Ayant présidé aux destinées du géant d'Asie du Sud au tournant du XXIe siècle, trois fois chef de gouvernement (1996, 1998-99, 1999-2004), cet homme d'État cultivé a incarné sur la scène internationale une Inde émergente, brandissant son arme atomique comme instrument de puissance.

Au cours d'une carrière parlementaire s'étirant sur près de cinquante ans, ce brahmane à la physionomie débonnaire a été le principal porte-étendard des nationalistes hindous.

Co-fondateur du Bharatiya Janata Party (BJP, Parti du peuple indien), dont est issu l'actuel Premier ministre Narendra Modi, Vajpayee a contribué par son charisme et ses opinions, plus mesurées que celles de l'aile dure du parti, à structurer ce mouvement presque confidentiel et l'a mené jusqu'aux plus hautes responsabilités du pays.

- L'art des coalitions -

Souvent décrit comme "l'homme bien dans le mauvais parti", cet amateur de whisky et de bonne chère a su agréger autour de lui des coalitions hétéroclites en faisant contrepoids aux franges les plus extrémistes du BJP, partisanes d'une nation hindoue.

Pour ses détracteurs, il restait cependant le masque affable d'un mouvement ethno-nationaliste allant à l'encontre de la pluralité fondatrice de la République indienne.

D'abord éphémère Premier ministre pendant 13 jours en 1996 faute de majorité, ce fils d'instituteur parvient à se maintenir 13 mois au pouvoir en 1998-1999 à la tête d'une coalition fragile, qui finit par s'effondrer.

A la suite de nouvelles élections, il devient le premier chef de gouvernement non issu du Congrès - le parti dominant depuis l'indépendance indienne en 1947 - à effectuer un mandat complet de cinq ans, entre 1999 et 2004. Au sommet de sa popularité, il est alors battu dans les urnes, à la surprise générale, par un Congrès renaissant emmené par Sonia Gandhi.

Les années Vajpayee sont pour l'Inde une époque d'affermissement sur la scène mondiale, tant sur le plan économique que politique.

En 1998, le nationaliste hindou défie la communauté internationale en ordonnant de procéder à des essais de bombes atomiques au Rajasthan. Cette démonstration de force provoque une volée de sanctions contre l'Inde.

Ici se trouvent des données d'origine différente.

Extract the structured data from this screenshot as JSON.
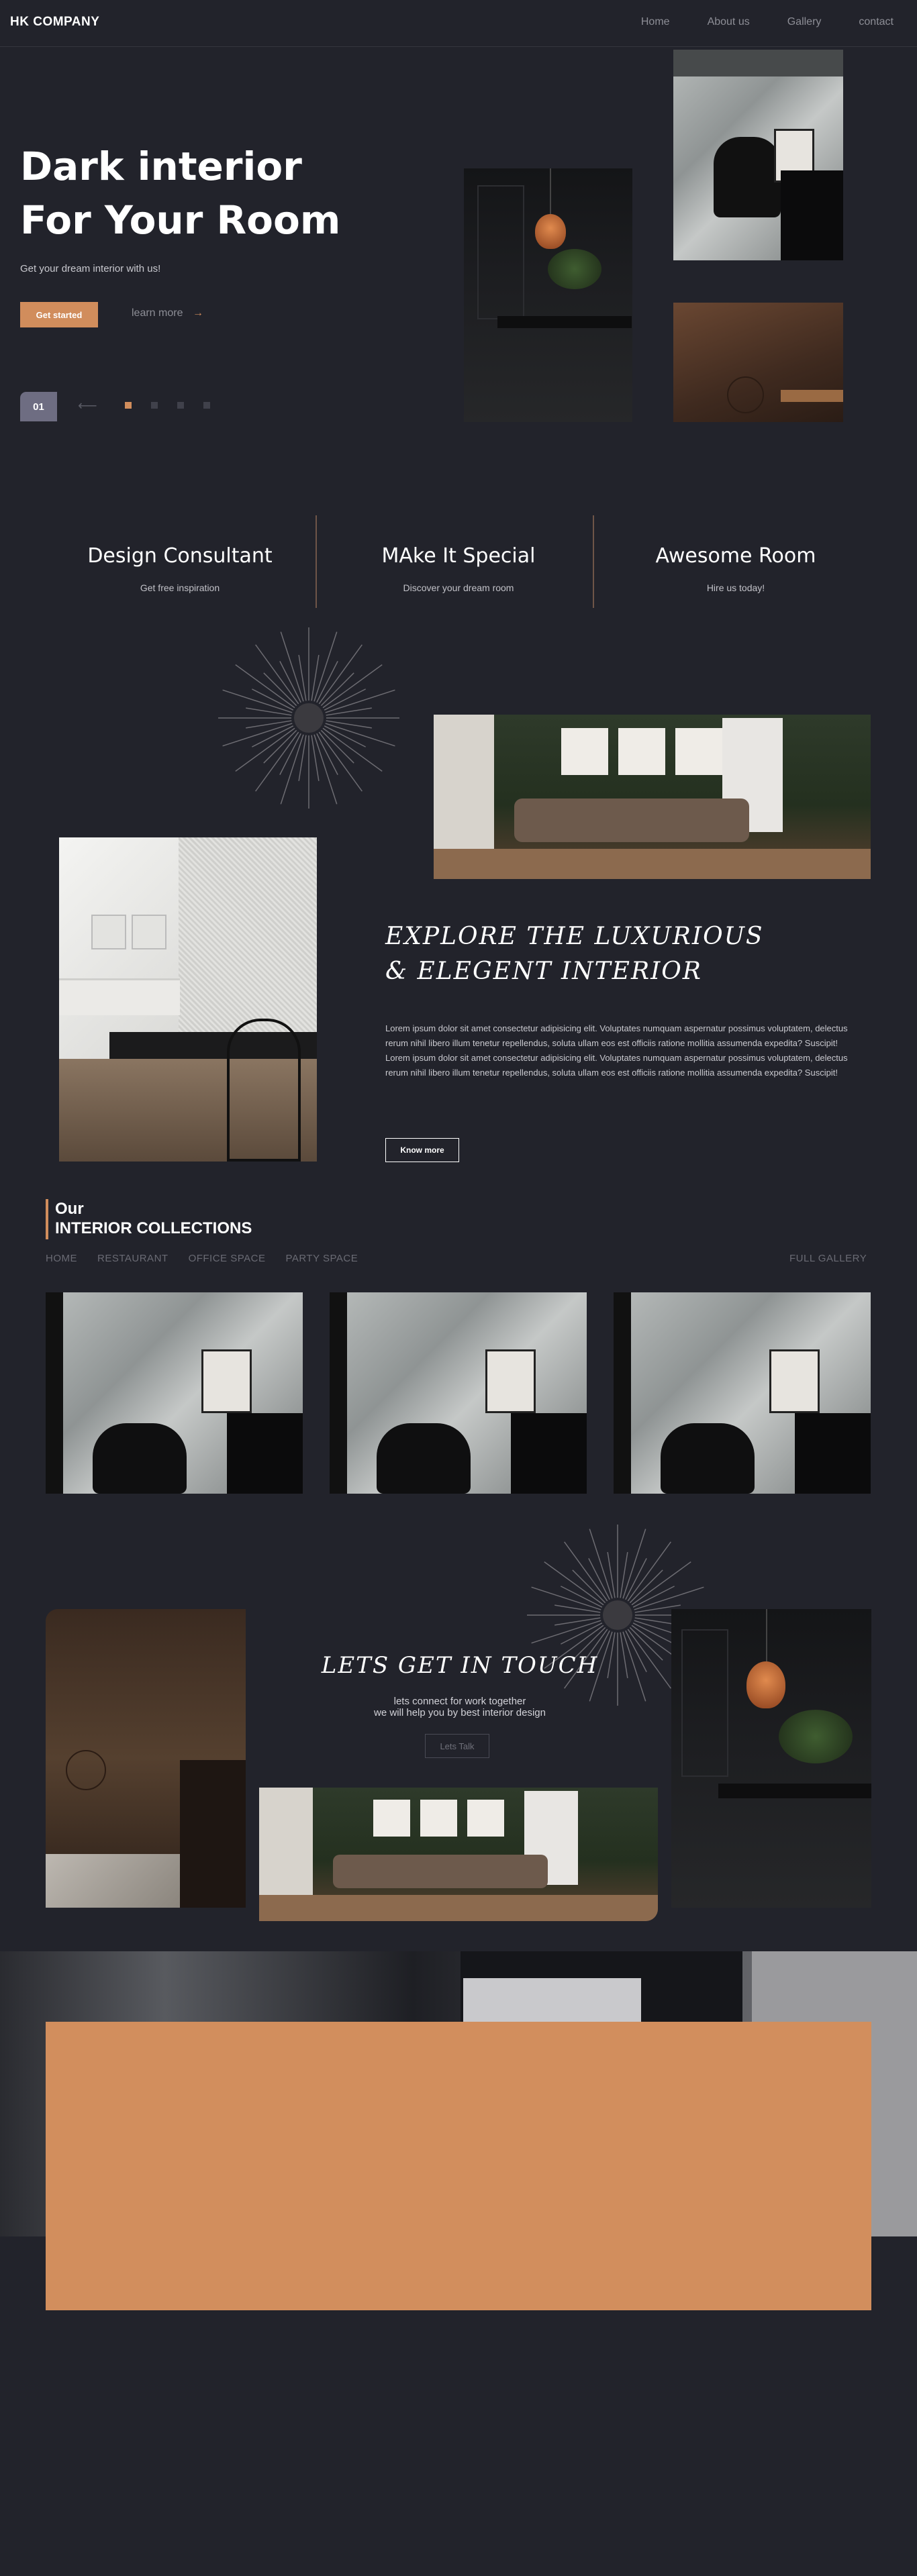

Le Pakistan réplique immédiatement en procédant à ses propres essais, une escalade qui fait redouter une guerre nucléaire dans la région.

- Pacifiste belligérant -

Nourrissant un grand rêve de paix avec le frère ennemi pakistanais, Atal Bihari Vajpayee a alterné le chaud et le froid envers Islamabad. "Vous pouvez changer d'amis, mais pas de voisins", a-t-il un jour déclaré.

En 1999, il se rend en bus au Pakistan pour s'entretenir avec son homologue Nawaz Sharif et suscite un espoir immense.

Peine perdue: quelques mois plus tard, une bataille entre militaires indiens et combattants pro-pakistanais fera un millier de morts dans la région contestée du Cachemire.

Après avoir manqué d'entrer en guerre fin 2001 à la suite d'un attentat contre le Parlement indien, New Delhi et Islamabad initient en 2004 un processus de paix officiel.

Né le jour de Noël 1924 à Gwalior, dans le centre de l'Inde, Vajpayee a flirté dans sa jeunesse avec le communisme et le parti du Congrès avant de rejoindre le puissant Rashtriya Swayamsevak Sangh (RSS, Corps des volontaires nationaux), organisation matrice de l'hindouisme politique, où il a fait ses classes.

Il se démarque par sa personnalité ambivalente: à la fois rêveur et politicien réaliste, il avait pour modèle Jawaharlal Nehru, père de l'indépendance de l'Inde... et figure historique du Congrès, opposé aux nationalistes hindous.

Impressionné par l'éloquence du parlementaire Vajpayee, Nehru alors chef de gouvernement avait d'ailleurs prédit: "ce jeune homme deviendra un jour le Premier ministre du pays".

En raison de lourds problèmes de santé, Atal Bihari Vajpayee avait mis un terme en 2009 à sa carrière politique d'une exceptionnelle longévité.